In conclusion, the flaws inherent in the Anglo-liberal growth model may well prove to be literally fatal. The multiple environmental catastrophes we face as a result of decades of unchecked emissions increases threaten to cascade and overwhelm the ability of governments to respond. Dietz fears there is a systemic “underassessment of the overall scale of the risks from unmanaged climate change” because of the failure of growth models to factor in the impact of climate breakdown (Dietz, S. 2015). 

There is a rising body of civil society who are determined to achieve system change from below, in spite of the evident difficulties and reactionary establishment pressure. The question of how these movements can achieve this before the inevitable terminal crisis of our economic order leads to the breakdown of human civilisation must be the central focus of International Relations scholarship. 

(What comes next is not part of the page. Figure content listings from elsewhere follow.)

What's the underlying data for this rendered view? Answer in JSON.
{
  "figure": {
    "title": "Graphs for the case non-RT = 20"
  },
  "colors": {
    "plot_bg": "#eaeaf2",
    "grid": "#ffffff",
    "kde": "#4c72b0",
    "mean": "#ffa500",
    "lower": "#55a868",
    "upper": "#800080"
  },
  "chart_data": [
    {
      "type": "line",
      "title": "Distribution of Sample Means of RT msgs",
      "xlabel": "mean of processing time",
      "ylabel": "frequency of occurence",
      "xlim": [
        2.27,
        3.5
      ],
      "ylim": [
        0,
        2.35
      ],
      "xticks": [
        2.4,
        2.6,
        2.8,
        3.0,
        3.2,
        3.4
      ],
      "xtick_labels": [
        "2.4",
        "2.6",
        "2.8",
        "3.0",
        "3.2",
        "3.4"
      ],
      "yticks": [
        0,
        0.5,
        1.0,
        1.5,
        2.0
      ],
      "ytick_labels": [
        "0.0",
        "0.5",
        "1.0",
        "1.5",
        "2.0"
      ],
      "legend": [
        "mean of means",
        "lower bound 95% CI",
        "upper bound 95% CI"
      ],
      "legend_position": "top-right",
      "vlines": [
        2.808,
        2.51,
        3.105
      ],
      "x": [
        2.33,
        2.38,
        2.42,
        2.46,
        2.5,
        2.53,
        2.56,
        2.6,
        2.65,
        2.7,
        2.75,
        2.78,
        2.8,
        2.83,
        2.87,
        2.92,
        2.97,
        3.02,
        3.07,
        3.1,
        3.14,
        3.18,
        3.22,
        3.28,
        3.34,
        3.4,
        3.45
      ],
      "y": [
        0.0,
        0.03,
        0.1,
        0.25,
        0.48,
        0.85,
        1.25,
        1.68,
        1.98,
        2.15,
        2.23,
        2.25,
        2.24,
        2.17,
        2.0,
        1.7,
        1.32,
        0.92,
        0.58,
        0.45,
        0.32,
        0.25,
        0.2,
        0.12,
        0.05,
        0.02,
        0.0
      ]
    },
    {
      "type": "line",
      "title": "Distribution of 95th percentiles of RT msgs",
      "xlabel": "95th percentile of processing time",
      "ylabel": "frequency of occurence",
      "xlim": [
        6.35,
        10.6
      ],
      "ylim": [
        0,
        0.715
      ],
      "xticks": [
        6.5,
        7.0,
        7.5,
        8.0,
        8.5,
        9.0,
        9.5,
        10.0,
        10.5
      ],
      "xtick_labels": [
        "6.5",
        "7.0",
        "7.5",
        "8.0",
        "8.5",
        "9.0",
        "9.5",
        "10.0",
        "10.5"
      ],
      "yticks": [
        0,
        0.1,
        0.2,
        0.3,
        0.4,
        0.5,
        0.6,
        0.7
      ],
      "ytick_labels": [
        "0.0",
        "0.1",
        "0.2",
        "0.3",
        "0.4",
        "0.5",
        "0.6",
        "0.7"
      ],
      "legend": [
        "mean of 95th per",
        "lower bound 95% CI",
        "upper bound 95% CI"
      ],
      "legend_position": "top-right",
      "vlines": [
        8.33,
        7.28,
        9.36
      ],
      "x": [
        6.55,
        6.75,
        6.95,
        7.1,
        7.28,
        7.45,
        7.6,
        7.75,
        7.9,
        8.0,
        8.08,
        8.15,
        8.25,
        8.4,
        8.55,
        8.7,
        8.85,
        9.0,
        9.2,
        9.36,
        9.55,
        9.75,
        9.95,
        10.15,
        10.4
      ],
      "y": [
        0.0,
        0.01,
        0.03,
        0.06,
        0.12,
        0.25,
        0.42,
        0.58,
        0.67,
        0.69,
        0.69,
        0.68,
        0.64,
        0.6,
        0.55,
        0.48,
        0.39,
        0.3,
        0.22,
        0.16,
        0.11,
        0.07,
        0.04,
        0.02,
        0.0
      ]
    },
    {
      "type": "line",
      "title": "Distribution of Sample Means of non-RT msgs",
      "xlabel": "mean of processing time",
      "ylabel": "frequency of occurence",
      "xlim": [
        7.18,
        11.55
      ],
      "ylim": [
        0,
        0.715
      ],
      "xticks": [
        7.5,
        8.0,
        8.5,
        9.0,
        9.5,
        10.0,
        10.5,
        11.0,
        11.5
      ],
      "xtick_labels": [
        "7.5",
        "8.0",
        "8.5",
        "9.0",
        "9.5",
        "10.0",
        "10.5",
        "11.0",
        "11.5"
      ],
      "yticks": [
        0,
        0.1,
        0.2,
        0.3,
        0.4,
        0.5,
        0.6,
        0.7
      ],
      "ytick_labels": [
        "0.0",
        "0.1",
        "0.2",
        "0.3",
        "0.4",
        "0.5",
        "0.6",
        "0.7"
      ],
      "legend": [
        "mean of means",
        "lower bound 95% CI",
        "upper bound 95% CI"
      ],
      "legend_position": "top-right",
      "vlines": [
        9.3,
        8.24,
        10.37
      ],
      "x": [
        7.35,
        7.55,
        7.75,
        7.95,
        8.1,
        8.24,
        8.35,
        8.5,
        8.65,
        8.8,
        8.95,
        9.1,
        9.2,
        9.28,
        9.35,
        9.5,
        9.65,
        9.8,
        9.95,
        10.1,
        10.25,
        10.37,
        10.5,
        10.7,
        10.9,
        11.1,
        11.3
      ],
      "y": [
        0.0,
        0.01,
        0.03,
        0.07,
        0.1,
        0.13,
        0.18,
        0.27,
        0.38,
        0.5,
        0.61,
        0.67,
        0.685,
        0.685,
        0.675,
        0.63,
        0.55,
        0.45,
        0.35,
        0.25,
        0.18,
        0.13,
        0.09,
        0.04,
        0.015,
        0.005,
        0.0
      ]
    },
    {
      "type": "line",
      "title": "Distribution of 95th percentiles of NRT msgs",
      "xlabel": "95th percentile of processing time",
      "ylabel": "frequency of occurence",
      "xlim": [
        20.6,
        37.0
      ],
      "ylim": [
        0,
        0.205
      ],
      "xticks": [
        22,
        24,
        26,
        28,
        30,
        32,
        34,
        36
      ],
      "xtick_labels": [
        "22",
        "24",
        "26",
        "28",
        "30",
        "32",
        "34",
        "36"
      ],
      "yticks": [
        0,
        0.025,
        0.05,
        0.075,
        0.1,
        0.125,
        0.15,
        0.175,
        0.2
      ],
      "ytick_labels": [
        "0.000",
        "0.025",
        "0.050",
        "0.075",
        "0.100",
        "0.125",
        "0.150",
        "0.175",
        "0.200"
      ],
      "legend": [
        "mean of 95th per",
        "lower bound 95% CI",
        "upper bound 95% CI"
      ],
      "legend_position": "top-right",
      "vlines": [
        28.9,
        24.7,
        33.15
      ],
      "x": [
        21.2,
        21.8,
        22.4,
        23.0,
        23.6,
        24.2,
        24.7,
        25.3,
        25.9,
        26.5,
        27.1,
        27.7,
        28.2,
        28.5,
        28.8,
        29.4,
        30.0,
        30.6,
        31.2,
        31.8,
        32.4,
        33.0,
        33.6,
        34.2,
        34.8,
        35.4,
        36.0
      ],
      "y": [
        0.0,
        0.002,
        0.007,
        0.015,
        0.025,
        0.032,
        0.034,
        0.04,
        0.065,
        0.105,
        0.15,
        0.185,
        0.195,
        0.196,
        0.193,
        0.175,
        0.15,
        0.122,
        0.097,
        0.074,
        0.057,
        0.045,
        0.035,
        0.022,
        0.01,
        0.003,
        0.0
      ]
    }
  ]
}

Hay examines the wide body of literature on the aftermath of the financial collapse and concluded that our system is at a critical juncture: 

“if crises are judged as much by the transformations to which they give rise as by the accumulation of pathologies out of which they crystallize, then what we have experienced to date is not so much a crisis as a catastrophic equilibrium. Though the symptoms to which it has given rise are pregnant with the possibility of crisis, the crisis itself is yet to come.”

(Hay, C. 2013)

The end of the Anglo-liberal growth model draws near, and there are more reasons than ever for a renewed determination to ensure that what comes next will be better. 85% of Britons are now concerned about Climate Breakdown, a figure that had grown dramatically over the last year (Ipsos MORI, 2019).  There has been an explosion of awareness about the threats we face, and more people than ever are resolving to reduce their impact on the planet. The School strikers have shown that our generation has found its voice: we refuse to accept the insipid lies of a political elite who dare to tell us that everything will be okay, that they have the situation under control. Not only has the government’s economic ideology failed to address this rapidly unravelling existential crisis, it is they who are causing it in the first place by condoning the destruction of our natural world in the pursuit of economic growth. We have to Rebel to survive.